There is no strict minimum vRAM for the system sizes typical in this tutorial (~70,000 atoms with solvent), but 8 GB or more is comfortable. The same RTX 3090/4090/5090 GPUs recommended for TeraChem work equally well here.

Important

pmemd.cuda and TeraChem cannot share the same GPU simultaneously, as TeraChem claims the full GPU memory for its QM calculations. In practice this is not an issue because the pmemd.cuda classical equilibration steps complete before the QM/MM production runs begin. On a multi-GPU node you can run pmemd.cuda on one GPU while TeraChem runs on another.

AMBER `sander`: QM/MM Runs on CPU

The QM/MM production runs and SMD simulations (QM/MM Production Run with TeraChem, QM/MM Steered Molecular Dynamics (SMD)) use AMBER’s sander engine, not pmemd.cuda. This is because the QM/MM interface in AMBER — the file-based protocol that hands coordinates to TeraChem and reads back energies and gradients — is implemented only in sander. The MM part of the force evaluation in sander runs on CPU.

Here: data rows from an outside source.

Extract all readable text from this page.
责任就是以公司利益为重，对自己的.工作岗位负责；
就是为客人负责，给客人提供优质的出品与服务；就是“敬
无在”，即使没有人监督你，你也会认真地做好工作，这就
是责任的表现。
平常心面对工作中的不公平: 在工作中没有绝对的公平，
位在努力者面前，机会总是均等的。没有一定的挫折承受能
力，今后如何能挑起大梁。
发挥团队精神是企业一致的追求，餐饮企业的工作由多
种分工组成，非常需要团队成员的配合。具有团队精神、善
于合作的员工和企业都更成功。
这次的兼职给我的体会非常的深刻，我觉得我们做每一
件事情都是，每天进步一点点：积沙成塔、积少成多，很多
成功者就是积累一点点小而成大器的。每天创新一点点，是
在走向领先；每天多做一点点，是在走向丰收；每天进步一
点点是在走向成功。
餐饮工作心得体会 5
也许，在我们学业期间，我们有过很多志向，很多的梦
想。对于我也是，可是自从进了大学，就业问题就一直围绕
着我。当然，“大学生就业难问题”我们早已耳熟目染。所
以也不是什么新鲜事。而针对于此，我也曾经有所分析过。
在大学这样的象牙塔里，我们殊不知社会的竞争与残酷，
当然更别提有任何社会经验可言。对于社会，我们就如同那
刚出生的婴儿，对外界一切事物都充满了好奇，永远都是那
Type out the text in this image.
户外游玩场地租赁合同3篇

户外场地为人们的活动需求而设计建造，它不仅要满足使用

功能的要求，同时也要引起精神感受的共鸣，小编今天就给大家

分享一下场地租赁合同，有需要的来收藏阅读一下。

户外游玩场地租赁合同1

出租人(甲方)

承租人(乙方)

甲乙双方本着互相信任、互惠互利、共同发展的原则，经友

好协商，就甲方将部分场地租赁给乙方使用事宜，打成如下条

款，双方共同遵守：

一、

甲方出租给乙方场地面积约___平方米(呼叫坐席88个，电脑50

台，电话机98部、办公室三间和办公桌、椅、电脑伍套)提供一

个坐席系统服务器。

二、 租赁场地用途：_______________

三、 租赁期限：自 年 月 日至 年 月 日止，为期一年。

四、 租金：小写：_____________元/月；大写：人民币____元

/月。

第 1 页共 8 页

In practice, sander is not the computational bottleneck: TeraChem on the GPU handles the expensive QM step, and sander simply manages the I/O and MM calculation between QM calls. A modern multi-core workstation CPU (8–32 cores) is more than sufficient for the sander side.

NBO: CPU-Only, Scales with Core Count

NBO (Natural Bond Orbital) analysis runs entirely on CPU. At each step of the NBO-coupled QM/MM SMD simulations (Natural Bond Orbital (NBO) Analysis), TeraChem writes a .47 wavefunction file and calls the NBO binary, which processes the orbital information and returns the results to TeraChem before the next MD step proceeds.

NBO7 parallelises well across CPU cores; providing 8–16 dedicated CPU cores will keep the NBO step from becoming a bottleneck in the overall QM/MM SMD pipeline. Ensure the NBO executable path is correctly set in your environment before running these simulations:

export NBOEXE="$your_nbo_install_dir/bin/nbo7.i4.exe"

Summary: a Practical Single-Workstation Setup

The simulations in this tutorial were carried out on a workstation with two consumer-grade Nvidia GPUs. The following configuration is representative of what you need:

GPU: 2 × Nvidia RTX 3090 (or RTX 4090 / 5090 for better performance)
CPU: 16–32 cores (Intel or AMD) for sander MM evaluation and NBO analysis
RAM: 64–128 GB system RAM (TeraChem and NBO both make heavy use of system memory)
Storage: Fast NVMe SSD recommended — QM/MM SMD runs generate large numbers of small files (TeraChem scratch, NBO .47 files, AMBER restart files) and I/O speed matters

Cloud-based GPU instances (e.g., AWS p3/p4, Google Cloud A100 nodes) can also be used, but consumer-grade gaming GPUs remain the most cost-effective option for research groups running TeraChem at this scale.